Kalau ingin merasakan cinta sejati …….satu saran saya :

Have a kid.

Ibu-ibu pasti akan setuju dengan saya. Dijamin 100 %.

 

Satu, bayangkan badan anda bisa melebar dan membengkak dalam kurun waktu yang dapat ditebak selama ± 40 minggu.

Dan saat itu pula rasa kagum, kaget, terkejut datang silih berganti mengingat anda adalah incubator tempat benih itu berkembang.

Apalagi kalau anda sudah dapat melihat wujud si jabang bayi lewat USG.. Wow..Segala puji hanya untukNya

Dan lebih seru saat anda mulai merasakan tendangan dan gerakan-gerakan ajaib bayi anda di dalam perut..

(Yeah, you rock baby).  Saya yakin morning sickness, ngidam nggak jelas, begah, gerah, sesak nafas yang anda rasakan selama kehamilan pun nggak akan anda hiraukan.

What a marvelous moment !!!!!!!!!!!!!

 

Dua, saat anda mulai menjalankan fungsi pertama sebagai Ibu, yakni dengan melahirkan.

Rasa sakit yang tidak terperi (walopun ada juga yang nggak sakit katanya), hidup antara dua dunia (Saya pernah mengalaminya….alive or dead??), sampai air mata pertama yang keluar waktu bayi mungil itu menangis mengirup udara dunia….

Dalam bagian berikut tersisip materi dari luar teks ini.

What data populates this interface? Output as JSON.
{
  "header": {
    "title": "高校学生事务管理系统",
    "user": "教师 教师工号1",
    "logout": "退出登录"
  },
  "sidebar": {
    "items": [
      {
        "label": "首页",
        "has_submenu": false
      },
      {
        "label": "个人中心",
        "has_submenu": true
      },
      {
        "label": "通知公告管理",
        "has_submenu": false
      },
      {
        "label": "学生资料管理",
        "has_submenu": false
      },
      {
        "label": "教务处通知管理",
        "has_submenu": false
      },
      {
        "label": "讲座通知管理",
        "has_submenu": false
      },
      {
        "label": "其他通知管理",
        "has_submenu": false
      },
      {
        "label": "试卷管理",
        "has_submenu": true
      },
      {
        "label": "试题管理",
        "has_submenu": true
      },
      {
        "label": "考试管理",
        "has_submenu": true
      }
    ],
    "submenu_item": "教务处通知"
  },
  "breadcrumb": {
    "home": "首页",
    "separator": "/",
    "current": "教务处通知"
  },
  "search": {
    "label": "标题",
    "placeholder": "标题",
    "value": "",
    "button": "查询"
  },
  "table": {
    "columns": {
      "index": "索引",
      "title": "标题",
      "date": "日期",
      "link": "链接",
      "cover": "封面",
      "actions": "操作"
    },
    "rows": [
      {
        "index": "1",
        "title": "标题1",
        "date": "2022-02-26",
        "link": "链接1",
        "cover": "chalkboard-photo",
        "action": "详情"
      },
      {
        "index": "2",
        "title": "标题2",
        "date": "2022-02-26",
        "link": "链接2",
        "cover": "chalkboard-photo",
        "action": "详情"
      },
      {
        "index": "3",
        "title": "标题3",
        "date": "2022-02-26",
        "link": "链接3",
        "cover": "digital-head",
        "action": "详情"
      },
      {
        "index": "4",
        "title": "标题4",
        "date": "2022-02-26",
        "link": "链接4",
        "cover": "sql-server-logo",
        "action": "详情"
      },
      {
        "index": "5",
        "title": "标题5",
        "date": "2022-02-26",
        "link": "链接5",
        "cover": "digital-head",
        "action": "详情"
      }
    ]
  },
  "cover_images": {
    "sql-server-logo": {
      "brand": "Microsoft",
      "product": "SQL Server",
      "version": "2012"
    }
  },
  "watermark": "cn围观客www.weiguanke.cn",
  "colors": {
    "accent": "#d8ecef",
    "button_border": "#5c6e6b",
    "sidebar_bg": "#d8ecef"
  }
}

Maha Suci Alloh dengan segala scenario melahirkan yang mengagumkan itu

 

Ketiga, saat anda lelah berhadapan dengan sang bayi,

Mulai dari tawa, tangis, kurangnya waktu istirahat,dan sakitnya anak..

Oh Tuhan..tidak pernah ada rasa khawatir seperti rasa khawatir seorang Ibu terhdap anaknya…

 

Keempat, saat anda menyadari bahwa anak anda harus pergi meninggalkan anda.

Memulai hidup dengan wanita atau pria lain, menjauh dari anda, ato bahkan meninggalkan anda di dunia terlebih dahulu??

 

Betapa besar pun pengorbanan Ibu kepada anaknya, anakmu bukan milikmu Ibu.

Dia akan datang untukmu, memberimu segalanya, cinta, rindu, benci, tawa, canda, dan air mata.

Tapi anakmu tetap bukan anakmu. Karena dia akan pergi kapanpun.

Dan kau tidak akan pernah siap untuk itu.

Maka lepaskanlah ia, seperti seluruh cinta dan pengorbanan yang telah kau lepaskan selama kalian  hidup.